Going Native - Calling Native Code

For a long time I've been interested in methods to call native code from modern languages. Ever since I started working with Java I heard about something called JNI and that it could be used to unlock ancient mysteries hidden away in native code. At the end of this summer I had some time and finally decided to give it a try.

This will be a series of articles on calling native code (C and/or C++) from modern development languages. For now that means Java, Python, and C#. This post introduces the native library I wrote to demonstrate this process, while follow-on posts will demonstrate calling it from other languages.

The native code

Another subject I've been interested in for a long time is linear algebra, specifically matrices and their uses. To try to get a better understanding of them I wrote a couple of small C libraries using them. My linear algebra guide is Linear Algebra and Its Applications (3rd ed) by Gilbert Strang.

One is a basic library to handle the arithmetic of rational numbers: Rashunal.

The other is a library to handle matrices of Rashunals and some basic operations on them (add, multiply, row operations, Gauss factoring). Todos include matrix inversion, minors, calculation of determinants. Finding eigenvalues and eigenvectors requires solving high-degree polynmial equations, so I'm not sure I'll get to that. RMatrix.

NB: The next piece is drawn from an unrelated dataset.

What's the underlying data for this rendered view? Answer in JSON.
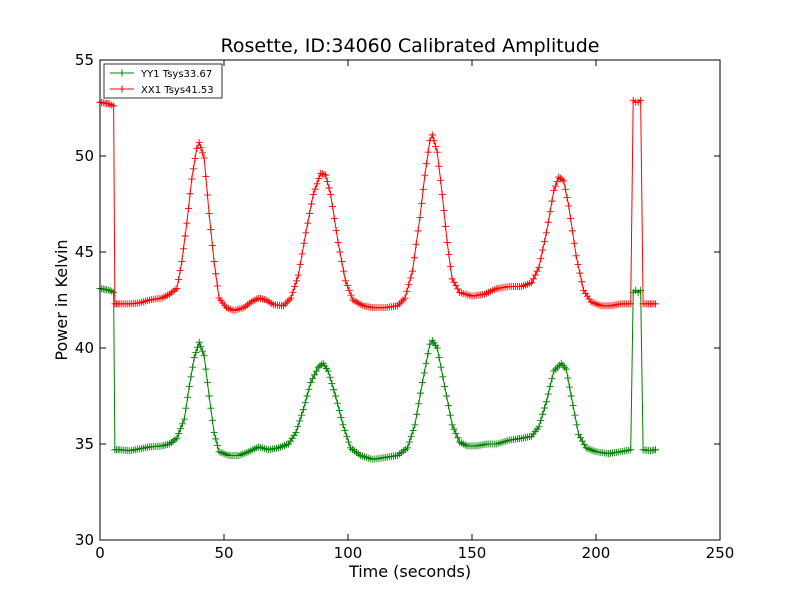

I wrote these to the best of my ability using CMake, Unity, and Valgrind. They should be cross-platform and installable on any system (Linux,MacOS, Windows). They have basic unit tests and have been checked for memory integrity. However, they should not be used for any production environment. Do not build your great AI model or statistics package on them!

Prerequisites and Setup

  • CMake
  • Make - Installation is different on different systems
    • Linux - almost certainly available on your distribution's package installer
      • Debian - sudo apt update && sudo apt install make
      • Red Hat - sudo yum update && sudo yum install make
    • MacOS - brew install make
    • Windows - choco install make
  • Your favorite C compiler

Clone the repositories above. The READMEs have instructions on how to compile and install the library code. Briefly:

1$ cd Rashunal
2$ cmake -S . -B build
3$ cd build
4$ make && make test && make install
5$ cd ..
6$ cd rmatrix
7$ cmake -S . -B build
8$ cd build
9$ make && make test && make install

Approach

In each language I target, I'd like to write an application that can read a data file representing a matrix of rational numbers, send it to the native code, do something fairly complicated with it, and return it to the caller in some useful form. To demonstrate I wrote a model application in the RMatrix repository. It reads a matrix in a simple space-delimited format, converts it to an RMatrix, factors it into P-1, L, D, and U matrices, and displays the L and U matrices in the terminal window.

example.txt:

1-2  1/3 -3/4
2 6 -1    8
3 8  3/2 -7
 1$ cd driver
 2$ make
 3$ cat example.txt | ./driver
 4Height is 3
 5Width is 3
 6L:
 7[  1 0 0 ]
 8[ -3 1 0 ]
 9[ -4 0 1 ]
10U:
11[ 1 -1/6  3/8  ]
12[ 0  1   60/17 ]
13[ 0  0    1    ]

Next steps

In further entries in this series I'll demonstrate calling this library from several modern, widely-used, high-level languages. The ones I'm planning to target include:

  • Java
  • C#
  • Python
  • (maybe) Swift

But who knows how deep this rabbit hole will go?